Date of this Version
ISOTOPE CONTENT AND TEMPERATURE OF PRECIPITATION IN SOUTHERN NEVADA, AUGUST 1983-AUGUST 1986 By W.K. Milne, L.V. Benson, and P.W. McKinley. U.S. GEOLOGICAL SURVEY Open-File Report 87-463. Denver, Colorado 1987
From August 1983 through August 1986, 429 precipitation samples of 112 precipitation events were collected at 12 stations in southern Nevada. Some of these samples were analyzed for oxygen-18, deuterium, and tritium. The results of these analyses as well as the air temperature and the precipitation measured at the collection sites are tabulated in this report. The sampling program provides a data base for future interpretive studies on the timing and origin of ground-water recharge in the Yucca Mountain region, of southern Nevada.

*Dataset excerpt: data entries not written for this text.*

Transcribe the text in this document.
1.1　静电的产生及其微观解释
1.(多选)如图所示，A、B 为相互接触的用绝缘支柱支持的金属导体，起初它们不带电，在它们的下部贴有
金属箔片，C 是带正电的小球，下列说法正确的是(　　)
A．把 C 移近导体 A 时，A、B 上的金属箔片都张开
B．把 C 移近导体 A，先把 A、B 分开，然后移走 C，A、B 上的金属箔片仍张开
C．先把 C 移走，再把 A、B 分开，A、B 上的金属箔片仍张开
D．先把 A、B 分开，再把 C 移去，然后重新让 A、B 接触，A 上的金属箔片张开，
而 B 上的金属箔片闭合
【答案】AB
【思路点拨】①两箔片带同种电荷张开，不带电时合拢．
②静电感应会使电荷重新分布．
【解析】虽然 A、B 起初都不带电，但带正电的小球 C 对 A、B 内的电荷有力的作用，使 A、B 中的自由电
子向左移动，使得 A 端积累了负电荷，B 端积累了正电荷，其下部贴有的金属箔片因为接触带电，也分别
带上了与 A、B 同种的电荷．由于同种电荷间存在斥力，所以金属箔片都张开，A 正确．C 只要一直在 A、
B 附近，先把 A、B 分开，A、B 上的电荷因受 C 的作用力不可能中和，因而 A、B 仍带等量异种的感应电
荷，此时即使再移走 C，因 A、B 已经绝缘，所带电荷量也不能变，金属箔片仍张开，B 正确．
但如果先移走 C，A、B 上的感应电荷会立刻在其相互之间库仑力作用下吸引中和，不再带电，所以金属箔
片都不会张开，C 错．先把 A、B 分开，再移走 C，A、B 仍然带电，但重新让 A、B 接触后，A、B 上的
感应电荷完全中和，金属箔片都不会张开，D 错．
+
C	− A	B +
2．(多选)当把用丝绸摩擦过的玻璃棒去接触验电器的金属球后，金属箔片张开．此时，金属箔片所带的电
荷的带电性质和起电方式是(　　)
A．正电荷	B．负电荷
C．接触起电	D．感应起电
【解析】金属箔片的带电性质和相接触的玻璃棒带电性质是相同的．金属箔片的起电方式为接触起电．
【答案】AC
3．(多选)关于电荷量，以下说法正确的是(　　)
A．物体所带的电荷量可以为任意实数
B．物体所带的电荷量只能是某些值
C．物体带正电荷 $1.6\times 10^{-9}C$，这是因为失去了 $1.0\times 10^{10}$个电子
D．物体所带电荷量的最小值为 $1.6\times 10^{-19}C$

The stable-isotope composition of precipitation is the result of fractionation processes that occur in the atmosphere. Isotopic trends in precipitation have been phenomenologically related to latitude, altitude, distance from moisture source area, season, precipitation, and air temperature (Dansgaard, 1964; Fritz and Fontes, 1980).

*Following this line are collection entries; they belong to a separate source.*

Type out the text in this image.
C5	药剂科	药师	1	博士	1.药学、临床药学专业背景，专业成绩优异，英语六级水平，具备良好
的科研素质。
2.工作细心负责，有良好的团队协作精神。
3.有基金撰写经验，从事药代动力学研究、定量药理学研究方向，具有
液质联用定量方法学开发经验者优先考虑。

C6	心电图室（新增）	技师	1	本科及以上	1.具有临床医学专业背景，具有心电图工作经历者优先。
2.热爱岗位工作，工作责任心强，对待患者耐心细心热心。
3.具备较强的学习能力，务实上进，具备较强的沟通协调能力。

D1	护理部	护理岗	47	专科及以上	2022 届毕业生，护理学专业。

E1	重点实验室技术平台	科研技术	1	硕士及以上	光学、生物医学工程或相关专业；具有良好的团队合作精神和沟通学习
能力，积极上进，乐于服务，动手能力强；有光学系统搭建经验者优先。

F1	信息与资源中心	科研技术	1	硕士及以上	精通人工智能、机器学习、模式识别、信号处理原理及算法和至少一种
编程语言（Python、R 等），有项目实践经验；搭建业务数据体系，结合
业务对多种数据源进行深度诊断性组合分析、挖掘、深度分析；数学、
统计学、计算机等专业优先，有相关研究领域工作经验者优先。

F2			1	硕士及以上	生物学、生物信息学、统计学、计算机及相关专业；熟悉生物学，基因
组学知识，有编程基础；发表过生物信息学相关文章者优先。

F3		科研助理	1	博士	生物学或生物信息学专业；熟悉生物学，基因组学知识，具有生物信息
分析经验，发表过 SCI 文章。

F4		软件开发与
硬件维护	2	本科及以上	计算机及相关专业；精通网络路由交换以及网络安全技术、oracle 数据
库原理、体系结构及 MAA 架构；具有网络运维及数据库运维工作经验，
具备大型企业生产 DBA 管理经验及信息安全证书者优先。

Even though tritium (3H) concentrations are small and relatively uniform over the oceans throughout the year, over the continents 3H increases in the lowest 2 kilometers of the troposphere during summer (Ehhalt, 1971, 1974; Fritz and Fontes, 1980). Ehhalt has attributed the occurrence of the summer-precipitation 3H peak to re-evaporation of continental moisture.
This progress report presents oxygen-18 (δ18O), deuterium (δD), 3H and temperature data collected from 12 stations in southern Nevada from August 1983 through August 1986.